Diversification Vital for Firms’ Survival

While the construction industry is buoyed by lockdown restrictions easing, and 56% of projects that were previously suspended are now back on-site, there is a deep concern about what happens next, and where future opportunities will come from.

As the UK faces the possibility of another recession, leading business analysts are encouraging diversification strategies to spread risk and maintain businesses throughout the crisis.

The commercial property sector is possibly most likely to be hit first, with office in a state of flux regarding whether employees will return and continue to work at pre-Coronavirus volumes.

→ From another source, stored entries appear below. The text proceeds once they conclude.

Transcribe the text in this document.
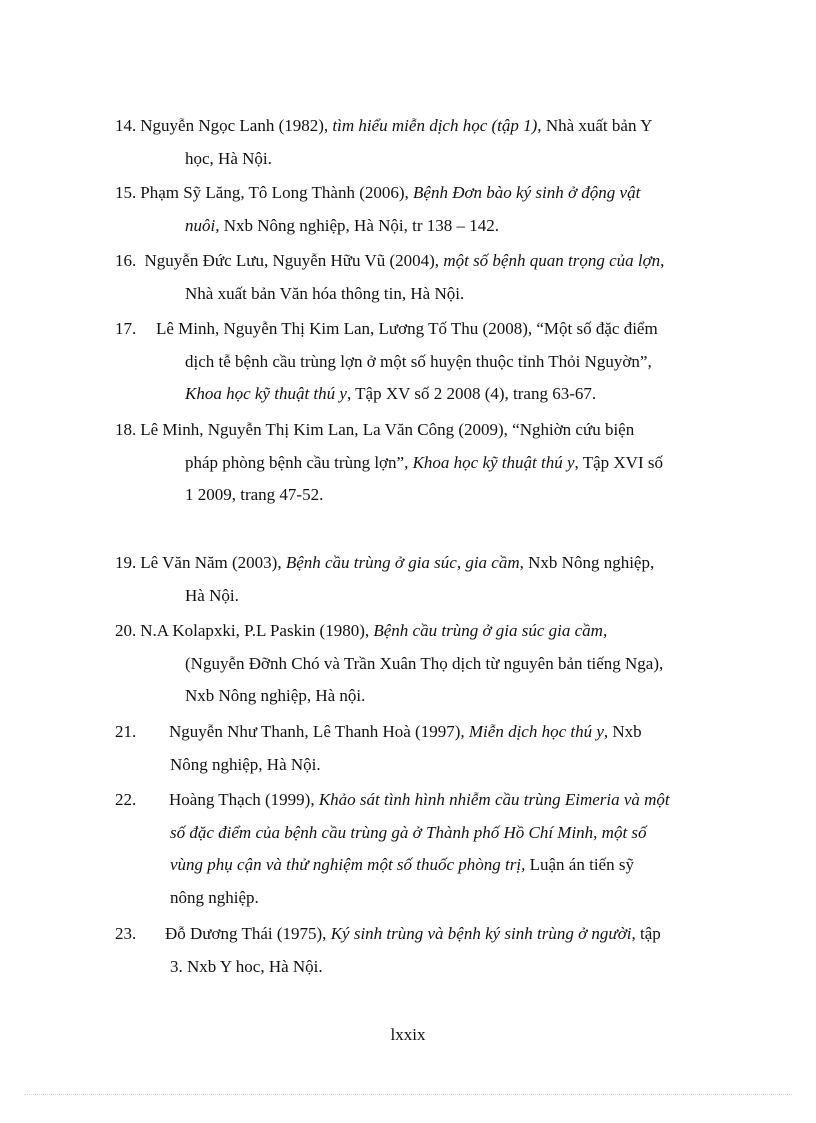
14. Nguyễn Ngọc Lanh (1982), tìm hiểu miễn dịch học (tập 1), Nhà xuất bản Y
học, Hà Nội.

15. Phạm Sỹ Lăng, Tô Long Thành (2006), Bệnh Đơn bào ký sinh ở động vật
nuôi, Nxb Nông nghiệp, Hà Nội, tr 138 – 142.

16. Nguyễn Đức Lưu, Nguyễn Hữu Vũ (2004), một số bệnh quan trọng của lợn,
Nhà xuất bản Văn hóa thông tin, Hà Nội.

17. Lê Minh, Nguyễn Thị Kim Lan, Lương Tố Thu (2008), “Một số đặc điểm
dịch tễ bệnh cầu trùng lợn ở một số huyện thuộc tỉnh Thỏi Nguyờn”,
Khoa học kỹ thuật thú y, Tập XV số 2 2008 (4), trang 63-67.

18. Lê Minh, Nguyễn Thị Kim Lan, La Văn Công (2009), “Nghiờn cứu biện
pháp phòng bệnh cầu trùng lợn”, Khoa học kỹ thuật thú y, Tập XVI số
1 2009, trang 47-52.

19. Lê Văn Năm (2003), Bệnh cầu trùng ở gia súc, gia cầm, Nxb Nông nghiệp,
Hà Nội.

20. N.A Kolapxki, P.L Paskin (1980), Bệnh cầu trùng ở gia súc gia cầm,
(Nguyễn Đỡnh Chó và Trần Xuân Thọ dịch từ nguyên bản tiếng Nga),
Nxb Nông nghiệp, Hà nội.

21. Nguyễn Như Thanh, Lê Thanh Hoà (1997), Miễn dịch học thú y, Nxb
Nông nghiệp, Hà Nội.

22. Hoàng Thạch (1999), Khảo sát tình hình nhiễm cầu trùng Eimeria và một
số đặc điểm của bệnh cầu trùng gà ở Thành phố Hồ Chí Minh, một số
vùng phụ cận và thử nghiệm một số thuốc phòng trị, Luận án tiến sỹ
nông nghiệp.

23. Đỗ Dương Thái (1975), Ký sinh trùng và bệnh ký sinh trùng ở người, tập
3. Nxb Y hoc, Hà Nội.

lxxix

The development pipeline appears firm right now, with 1,080 projects being approved throughout the UK in the last three months, a six per cent increase than this time last year. It remains to be seen in investors will progress these to site, caution and preparing to spread risk now would be prudent.

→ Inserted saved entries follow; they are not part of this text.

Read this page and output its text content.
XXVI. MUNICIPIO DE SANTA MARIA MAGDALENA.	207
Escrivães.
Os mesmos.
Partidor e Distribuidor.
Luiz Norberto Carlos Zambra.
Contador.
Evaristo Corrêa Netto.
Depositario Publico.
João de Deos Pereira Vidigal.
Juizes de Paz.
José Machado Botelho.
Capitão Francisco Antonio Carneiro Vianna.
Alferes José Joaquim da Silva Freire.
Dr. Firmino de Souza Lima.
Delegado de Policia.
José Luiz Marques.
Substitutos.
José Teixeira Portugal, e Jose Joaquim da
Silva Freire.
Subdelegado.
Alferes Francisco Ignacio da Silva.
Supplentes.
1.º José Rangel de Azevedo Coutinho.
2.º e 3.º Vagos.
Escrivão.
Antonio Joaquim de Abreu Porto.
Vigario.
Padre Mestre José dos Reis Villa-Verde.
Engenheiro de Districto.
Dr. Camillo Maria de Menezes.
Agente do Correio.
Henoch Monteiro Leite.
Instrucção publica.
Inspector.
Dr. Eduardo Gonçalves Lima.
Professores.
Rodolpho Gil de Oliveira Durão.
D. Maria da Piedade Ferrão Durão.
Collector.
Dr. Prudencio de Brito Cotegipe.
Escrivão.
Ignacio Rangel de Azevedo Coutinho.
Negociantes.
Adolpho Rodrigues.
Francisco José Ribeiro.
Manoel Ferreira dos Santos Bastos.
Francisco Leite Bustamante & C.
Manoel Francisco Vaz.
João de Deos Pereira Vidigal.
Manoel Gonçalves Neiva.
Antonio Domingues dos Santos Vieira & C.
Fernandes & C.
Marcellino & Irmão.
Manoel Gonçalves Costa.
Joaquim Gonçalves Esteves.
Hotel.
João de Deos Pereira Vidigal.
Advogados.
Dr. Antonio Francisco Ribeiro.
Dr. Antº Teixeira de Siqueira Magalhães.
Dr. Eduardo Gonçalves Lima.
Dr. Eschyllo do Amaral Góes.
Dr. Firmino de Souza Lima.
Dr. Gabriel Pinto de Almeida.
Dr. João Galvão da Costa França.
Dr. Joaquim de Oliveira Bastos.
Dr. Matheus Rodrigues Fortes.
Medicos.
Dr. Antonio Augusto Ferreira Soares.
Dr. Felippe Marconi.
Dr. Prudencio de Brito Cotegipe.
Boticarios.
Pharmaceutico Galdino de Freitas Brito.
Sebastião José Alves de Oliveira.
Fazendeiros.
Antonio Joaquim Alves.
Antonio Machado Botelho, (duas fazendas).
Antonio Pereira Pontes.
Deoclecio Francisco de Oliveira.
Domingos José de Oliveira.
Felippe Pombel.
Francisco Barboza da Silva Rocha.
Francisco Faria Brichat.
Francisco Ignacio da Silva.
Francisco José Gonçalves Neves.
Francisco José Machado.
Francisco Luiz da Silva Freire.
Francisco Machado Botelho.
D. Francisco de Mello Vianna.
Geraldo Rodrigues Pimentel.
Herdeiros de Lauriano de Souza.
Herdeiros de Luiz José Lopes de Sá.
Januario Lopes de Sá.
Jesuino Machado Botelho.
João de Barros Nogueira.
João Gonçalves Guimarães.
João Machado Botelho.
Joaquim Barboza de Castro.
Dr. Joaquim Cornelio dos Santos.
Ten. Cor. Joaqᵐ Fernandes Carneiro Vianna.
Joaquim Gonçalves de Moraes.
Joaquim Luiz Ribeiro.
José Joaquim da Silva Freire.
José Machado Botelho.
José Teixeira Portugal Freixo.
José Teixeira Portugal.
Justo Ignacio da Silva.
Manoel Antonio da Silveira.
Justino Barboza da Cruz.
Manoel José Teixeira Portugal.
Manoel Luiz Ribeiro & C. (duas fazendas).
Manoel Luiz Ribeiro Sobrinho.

A recent report entitled ‘COVID-19: UK industry focus. Where next for real estate?’ from Strategy& – part of the PwC network – states that “42% of workers can work from home”, and “In the worst-case scenario, real estate companies would be left with expensive, significantly devalued assets on their balance sheets for which there is no demand.”

So it stands to reason that, should firms be solely focused on office construction, they should be looking elsewhere as well, in order to spread their risk and avoid the worst-case scenario if it were to arise.

Some manufacturing business are also at risk should they decide to remain focused on their ‘old-normal’ way of doing business. Strategy& states in their report “COVID-19: UK industry focus. Where next for industrial manufacturing?” that: “Our figures suggest the industrial manufacturing sector will be hit harder than the economy as a whole, with a possible productivity fall of more than 30%”, and “Whether making parts or assembling products, manufacturers with a broader, more diverse set of customers will fare better than those who specialise in serving specific industries.”

If history has taught us anything, it is that short-term measures taken in response to a global crisis lead to changes which can last for decades. And, manufacturers that can identify new opportunities to meet newly created needs will have ample opportunity for growth.

For example, Tharsus, an advance robotics company, has developed ‘Bump’, a new cutting-edge technology system that is designed to help keep people safe in the workplace during the Coronavirus pandemic.

Alloy Wire International has also been commissioned to produce more than 5km of material that will be used to produce crucial parts to use in life-saving equipment destined for the Nightingale Hospital in London.

Another example is Coventry-based flooring manufacturer, Amtico, which has modified its manufacturing facilities in order to produce up to 20,000 parts for protective face shields per day.

But, how can business that are entrenched in one single way of working and supplying one sector quickly turn around and be involved in other areas in which they may not have first-hand experienc? PwC’s Strategy& again has some useful advice to “use demand signals such as customer leads and market insight to inform recovery, preparing for different scenarios depending on the length and nature of lockdown.”

The more businesses can diversify the types of projects they work on, or supply, the better position they’ll be in to spread risk, and weather the storm.